Je ne voulais pas arrêter de la caresser, mais je voulais sentir son corps contre le mien. J’ai enroulé mes bras autour de son torse chaud et l’ai tirée vers moi. Alors qu’elle roulait sur le côté et se tortillait contre moi, j’ai enfoncé mes doigts dans la misérable chemise que Rich portait encore et je l’ai tiré derrière Gaëlle, la coinçant entre nous. Elle a aimé ça, on pouvait l’entendre dans son gémissement et dans la façon dont sa respiration s’est accélérée. J’aurais bien aimé essayer, mais on ne peut pas tout avoir en même temps. Malgré tout, j’obtenais le contact de tout le corps dont j’avais envie, pressé contre le corps de Gaëlle qui se tortillait, du petit nez mignon aux jolis orteils peints en rouge. Et en prime, je n’avais qu’à tendre la main pour caresser le côté ou le cul serré de Rich.

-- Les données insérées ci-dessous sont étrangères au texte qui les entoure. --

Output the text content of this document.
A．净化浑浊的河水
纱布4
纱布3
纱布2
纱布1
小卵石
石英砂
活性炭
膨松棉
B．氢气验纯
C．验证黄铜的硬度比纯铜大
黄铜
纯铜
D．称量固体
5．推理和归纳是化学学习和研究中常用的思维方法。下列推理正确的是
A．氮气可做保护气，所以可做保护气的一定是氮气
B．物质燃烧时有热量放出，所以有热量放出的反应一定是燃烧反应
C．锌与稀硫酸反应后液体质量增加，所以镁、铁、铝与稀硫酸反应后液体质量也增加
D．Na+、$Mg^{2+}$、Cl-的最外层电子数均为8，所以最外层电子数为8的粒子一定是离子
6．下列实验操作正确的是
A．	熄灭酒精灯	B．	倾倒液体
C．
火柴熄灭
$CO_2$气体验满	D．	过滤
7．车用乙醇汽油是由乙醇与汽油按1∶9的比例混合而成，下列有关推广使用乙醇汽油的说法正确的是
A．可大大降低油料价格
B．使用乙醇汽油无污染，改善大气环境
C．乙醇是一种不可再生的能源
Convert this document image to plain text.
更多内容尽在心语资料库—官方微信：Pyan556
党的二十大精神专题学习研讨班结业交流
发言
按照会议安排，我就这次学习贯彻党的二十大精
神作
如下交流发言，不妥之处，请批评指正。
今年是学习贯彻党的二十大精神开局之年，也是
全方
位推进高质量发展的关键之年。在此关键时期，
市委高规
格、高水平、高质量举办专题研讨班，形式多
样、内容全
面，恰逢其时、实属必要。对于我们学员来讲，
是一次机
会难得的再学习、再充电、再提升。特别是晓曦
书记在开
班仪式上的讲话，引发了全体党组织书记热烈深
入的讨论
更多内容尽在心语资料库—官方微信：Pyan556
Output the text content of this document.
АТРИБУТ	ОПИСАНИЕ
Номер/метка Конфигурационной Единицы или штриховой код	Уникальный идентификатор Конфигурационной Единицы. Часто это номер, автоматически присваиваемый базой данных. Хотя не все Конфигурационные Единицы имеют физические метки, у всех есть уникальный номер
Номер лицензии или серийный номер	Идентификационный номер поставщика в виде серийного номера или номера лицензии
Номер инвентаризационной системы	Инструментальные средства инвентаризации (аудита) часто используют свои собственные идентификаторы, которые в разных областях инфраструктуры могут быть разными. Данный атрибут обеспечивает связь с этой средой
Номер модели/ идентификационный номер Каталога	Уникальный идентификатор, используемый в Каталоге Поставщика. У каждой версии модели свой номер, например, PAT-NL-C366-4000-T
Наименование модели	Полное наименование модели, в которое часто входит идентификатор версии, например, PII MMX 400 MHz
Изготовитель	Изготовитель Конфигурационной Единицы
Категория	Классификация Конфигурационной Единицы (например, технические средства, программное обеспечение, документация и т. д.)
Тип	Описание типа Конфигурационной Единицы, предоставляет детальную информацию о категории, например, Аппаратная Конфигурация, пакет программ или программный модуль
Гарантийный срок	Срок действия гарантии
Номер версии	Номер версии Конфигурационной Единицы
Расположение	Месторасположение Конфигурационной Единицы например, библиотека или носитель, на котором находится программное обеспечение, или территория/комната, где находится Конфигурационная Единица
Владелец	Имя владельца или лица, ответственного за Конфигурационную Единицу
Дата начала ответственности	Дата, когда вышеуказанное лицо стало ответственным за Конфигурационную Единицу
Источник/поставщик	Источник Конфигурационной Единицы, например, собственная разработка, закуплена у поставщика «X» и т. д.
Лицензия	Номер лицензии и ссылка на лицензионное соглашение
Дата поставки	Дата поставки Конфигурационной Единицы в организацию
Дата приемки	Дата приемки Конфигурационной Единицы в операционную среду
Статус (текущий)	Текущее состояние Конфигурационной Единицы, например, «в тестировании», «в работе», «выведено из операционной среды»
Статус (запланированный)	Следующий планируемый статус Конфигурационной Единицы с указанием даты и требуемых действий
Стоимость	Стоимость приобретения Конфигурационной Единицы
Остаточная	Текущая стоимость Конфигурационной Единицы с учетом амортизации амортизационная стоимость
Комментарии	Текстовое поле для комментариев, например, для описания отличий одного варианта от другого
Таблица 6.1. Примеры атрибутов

J’ai glissé ma main autour de la douce croupe de Gaëlle et j’ai trouvé l’endroit où Rich se frottait à sa cuisse. J’ai donné plusieurs coups à sa queue pour lui donner une idée de ce que je faisais. Je ne sais pas s’il a compris le message, mais il a passé ses bras autour de nous deux, aussi loin qu’il le pouvait, me rapprochant de Gaëlle et rapprochant Gaëlle de lui. J’ai écarté la bite impatiente de Rich et j’ai commencé à enlever la culotte de Gaëlle. J’ai tout juste réussi à commencer le processus sans aide. Avec beaucoup de tortillement et de nombreux rires, Gaëlle a finalement réussi à les enlever.

J’ai tiré la jambe supérieure de Gaëlle par-dessus la mienne. Elle l’a accrochée autour de moi, me rappelant à quel point elles étaient longues, petite chanceuse. J’ai gratté le dessous de sa cuisse pour lui faire savoir que j’aimais ça. Puis j’ai dépassé sa hanche pour retrouver la queue de Rich, forte et ferme, juste là où je l’avais laissée. Avec les doigts et la paume, je l’ai guidé dans Gaëlle.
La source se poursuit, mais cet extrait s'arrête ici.